I began by putting the equations on paper:
E = 0=> k*q*1/(x^2)+k*q*1/((x+d))^2 = 0, Note that 'x + d' represents the distance between a point and the second charge.
After solving for 'x,' I obtained a strange result. Following that, I began to manipulate the initial condition, and instead of writing the electric field produced by the first charge with a positive sign, I used a minus sign, and I obtained the correct answer: 'x = d/2'

What I don't understand is why this is working, considering that all particles are positively charged. Shouldn't the electric field always be positive when charges have the same sign?

JohnnyLaws said:
What I don't understand is why this is working, considering that all particles are positively charged.
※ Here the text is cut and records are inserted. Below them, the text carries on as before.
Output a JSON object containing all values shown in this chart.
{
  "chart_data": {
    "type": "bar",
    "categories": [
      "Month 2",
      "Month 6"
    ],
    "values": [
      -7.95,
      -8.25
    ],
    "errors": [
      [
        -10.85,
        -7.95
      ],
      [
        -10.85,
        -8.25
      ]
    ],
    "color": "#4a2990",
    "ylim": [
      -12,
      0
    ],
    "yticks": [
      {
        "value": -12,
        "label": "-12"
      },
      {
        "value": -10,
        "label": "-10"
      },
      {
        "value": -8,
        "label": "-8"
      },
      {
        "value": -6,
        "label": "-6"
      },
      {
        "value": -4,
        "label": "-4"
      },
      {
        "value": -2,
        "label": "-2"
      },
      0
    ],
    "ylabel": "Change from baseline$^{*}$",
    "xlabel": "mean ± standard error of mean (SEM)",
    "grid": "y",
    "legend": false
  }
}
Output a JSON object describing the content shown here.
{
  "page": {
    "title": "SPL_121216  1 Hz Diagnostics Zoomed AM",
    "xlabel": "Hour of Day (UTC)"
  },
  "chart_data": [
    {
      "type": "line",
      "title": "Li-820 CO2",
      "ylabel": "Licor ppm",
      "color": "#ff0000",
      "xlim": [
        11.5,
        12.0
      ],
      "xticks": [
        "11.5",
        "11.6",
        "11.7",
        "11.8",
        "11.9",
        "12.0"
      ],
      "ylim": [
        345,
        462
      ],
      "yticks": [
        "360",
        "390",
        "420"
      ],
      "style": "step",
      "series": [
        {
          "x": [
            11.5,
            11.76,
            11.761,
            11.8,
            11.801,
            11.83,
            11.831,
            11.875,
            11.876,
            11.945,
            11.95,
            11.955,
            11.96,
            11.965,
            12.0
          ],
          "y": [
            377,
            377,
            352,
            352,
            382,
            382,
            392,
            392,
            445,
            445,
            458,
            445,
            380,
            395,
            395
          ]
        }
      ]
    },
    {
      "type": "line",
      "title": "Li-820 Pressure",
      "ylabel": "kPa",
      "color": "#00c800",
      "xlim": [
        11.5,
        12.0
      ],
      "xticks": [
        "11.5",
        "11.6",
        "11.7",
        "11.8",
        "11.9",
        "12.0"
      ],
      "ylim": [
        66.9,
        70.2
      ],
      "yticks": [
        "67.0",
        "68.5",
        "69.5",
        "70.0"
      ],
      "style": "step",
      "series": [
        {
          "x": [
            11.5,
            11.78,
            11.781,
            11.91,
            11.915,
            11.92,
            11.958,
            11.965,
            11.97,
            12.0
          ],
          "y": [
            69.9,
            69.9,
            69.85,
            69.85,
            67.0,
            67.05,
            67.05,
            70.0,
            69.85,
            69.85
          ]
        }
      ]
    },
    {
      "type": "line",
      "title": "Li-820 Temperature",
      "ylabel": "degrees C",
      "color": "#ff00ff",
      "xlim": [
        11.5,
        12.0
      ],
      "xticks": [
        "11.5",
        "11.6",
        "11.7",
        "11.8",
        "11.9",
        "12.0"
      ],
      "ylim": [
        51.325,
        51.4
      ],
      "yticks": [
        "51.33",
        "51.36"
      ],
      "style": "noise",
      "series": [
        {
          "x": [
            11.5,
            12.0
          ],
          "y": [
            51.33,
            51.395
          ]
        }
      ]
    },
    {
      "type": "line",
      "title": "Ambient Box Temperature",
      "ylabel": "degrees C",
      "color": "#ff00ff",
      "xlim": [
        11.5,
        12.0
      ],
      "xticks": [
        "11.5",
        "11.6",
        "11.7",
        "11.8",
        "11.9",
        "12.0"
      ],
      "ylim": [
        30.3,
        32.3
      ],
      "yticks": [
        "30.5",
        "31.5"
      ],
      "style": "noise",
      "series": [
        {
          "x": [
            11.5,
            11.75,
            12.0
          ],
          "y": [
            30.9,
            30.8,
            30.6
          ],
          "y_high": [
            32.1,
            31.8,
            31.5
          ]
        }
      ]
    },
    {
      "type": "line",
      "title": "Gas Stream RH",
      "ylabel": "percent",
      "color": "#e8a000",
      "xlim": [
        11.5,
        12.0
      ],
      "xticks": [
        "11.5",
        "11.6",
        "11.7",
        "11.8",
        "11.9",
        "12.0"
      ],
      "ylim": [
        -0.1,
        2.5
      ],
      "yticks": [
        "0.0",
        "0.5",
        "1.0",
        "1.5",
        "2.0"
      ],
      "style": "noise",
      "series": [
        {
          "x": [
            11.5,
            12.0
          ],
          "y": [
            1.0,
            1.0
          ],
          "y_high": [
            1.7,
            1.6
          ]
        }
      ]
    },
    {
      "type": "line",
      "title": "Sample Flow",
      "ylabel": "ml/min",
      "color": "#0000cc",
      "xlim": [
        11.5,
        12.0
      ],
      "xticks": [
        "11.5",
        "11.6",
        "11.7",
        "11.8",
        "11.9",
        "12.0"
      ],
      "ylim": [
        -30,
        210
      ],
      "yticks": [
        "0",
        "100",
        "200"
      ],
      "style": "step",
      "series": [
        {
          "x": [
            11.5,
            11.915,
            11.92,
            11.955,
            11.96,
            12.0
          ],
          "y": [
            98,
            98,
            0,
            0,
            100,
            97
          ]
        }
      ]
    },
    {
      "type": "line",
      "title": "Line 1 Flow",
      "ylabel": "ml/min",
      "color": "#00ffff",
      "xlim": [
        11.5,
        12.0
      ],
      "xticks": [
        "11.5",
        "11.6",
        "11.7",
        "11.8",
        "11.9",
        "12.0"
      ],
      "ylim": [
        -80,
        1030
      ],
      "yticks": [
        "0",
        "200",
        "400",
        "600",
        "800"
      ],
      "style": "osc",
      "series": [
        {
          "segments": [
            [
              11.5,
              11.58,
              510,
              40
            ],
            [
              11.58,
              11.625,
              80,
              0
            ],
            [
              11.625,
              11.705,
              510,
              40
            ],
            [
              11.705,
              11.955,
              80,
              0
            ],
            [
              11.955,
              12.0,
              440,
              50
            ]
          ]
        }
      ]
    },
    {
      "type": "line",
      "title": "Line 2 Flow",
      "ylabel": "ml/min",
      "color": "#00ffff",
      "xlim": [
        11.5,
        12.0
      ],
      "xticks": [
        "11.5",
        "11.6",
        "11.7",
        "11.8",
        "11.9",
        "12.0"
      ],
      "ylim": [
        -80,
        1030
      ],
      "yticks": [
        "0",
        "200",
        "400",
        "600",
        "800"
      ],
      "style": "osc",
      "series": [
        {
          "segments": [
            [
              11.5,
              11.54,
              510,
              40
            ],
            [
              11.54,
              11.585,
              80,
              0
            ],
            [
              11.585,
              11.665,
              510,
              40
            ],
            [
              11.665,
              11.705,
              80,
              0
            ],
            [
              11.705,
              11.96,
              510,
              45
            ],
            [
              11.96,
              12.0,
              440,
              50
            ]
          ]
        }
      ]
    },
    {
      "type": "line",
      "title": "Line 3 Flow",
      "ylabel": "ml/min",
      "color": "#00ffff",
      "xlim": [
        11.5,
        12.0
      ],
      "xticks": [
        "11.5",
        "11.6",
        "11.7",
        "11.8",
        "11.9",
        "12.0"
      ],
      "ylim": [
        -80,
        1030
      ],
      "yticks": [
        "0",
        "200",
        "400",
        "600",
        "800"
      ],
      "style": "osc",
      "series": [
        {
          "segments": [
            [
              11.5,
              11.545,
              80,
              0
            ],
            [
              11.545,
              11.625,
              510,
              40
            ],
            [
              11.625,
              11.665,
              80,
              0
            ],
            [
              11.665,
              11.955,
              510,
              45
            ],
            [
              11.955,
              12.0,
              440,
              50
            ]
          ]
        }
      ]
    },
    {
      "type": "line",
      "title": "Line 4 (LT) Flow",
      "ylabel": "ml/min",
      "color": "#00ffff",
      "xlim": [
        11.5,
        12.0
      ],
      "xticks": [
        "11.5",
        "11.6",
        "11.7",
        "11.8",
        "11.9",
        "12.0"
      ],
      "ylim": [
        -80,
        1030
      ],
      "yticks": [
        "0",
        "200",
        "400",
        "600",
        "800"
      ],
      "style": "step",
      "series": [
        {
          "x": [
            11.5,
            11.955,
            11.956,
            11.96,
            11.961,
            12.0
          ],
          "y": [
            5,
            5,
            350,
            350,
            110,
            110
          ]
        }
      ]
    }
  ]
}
Shouldn't the electric field always be positive when charges have the same sign?
The electric fields due to the two charges are equal and opposite at the midpoint between them. The fields cancel out at that point.

MatinSAR and JohnnyLaws
JohnnyLaws said:
Shouldn't the electric field always be positive when charges have the same sign?
Remember that the electric field is a vector. It has magnitude and direction. The magnitude is what is always positive. What is always true about positive charges is the electric field due to them points away from the charges which could be in the positive x-direction or the negative x-direction as you show in your drawing.

MatinSAR and JohnnyLaws

## 1. What is the electric field?

The electric field is a vector field that represents the force exerted per unit charge at any point in space due to the presence of electric charges. It is defined as the force experienced by a positive test charge placed at that point, divided by the magnitude of the test charge.

## 2. How do you determine the position where the electric field is zero between two charges?

To find the position where the electric field is zero between two charges, you need to set the magnitudes of the electric fields due to each charge equal to each other and solve for the distance. For two point charges, this involves using Coulomb's law to express the electric fields and then solving the resulting equation for the position.

## 3. Can the electric field be zero at a point not between the charges?

Yes, the electric field can be zero at a point not between the charges, especially if the charges are of opposite signs or different magnitudes. The position where the electric field is zero can be found by setting the net electric field due to all charges to zero and solving for the coordinates of the point.

## 4. What role does symmetry play in finding the zero electric field position?

Symmetry can greatly simplify the process of finding the position where the electric field is zero. In cases with symmetrical charge distributions, the electric field components along certain axes may cancel out, making it easier to identify the zero field position. For example, in the case of two equal but opposite charges, the zero field position will lie exactly midway between them.

## 5. How do you handle multiple charges when finding the zero electric field position?

When dealing with multiple charges, you need to consider the vector sum of the electric fields due to each charge. This involves calculating the electric field contribution from each charge at a given point and then summing these contributions vectorially. The point where this sum is zero is the position where the electric field is zero. This often requires solving a system of equations.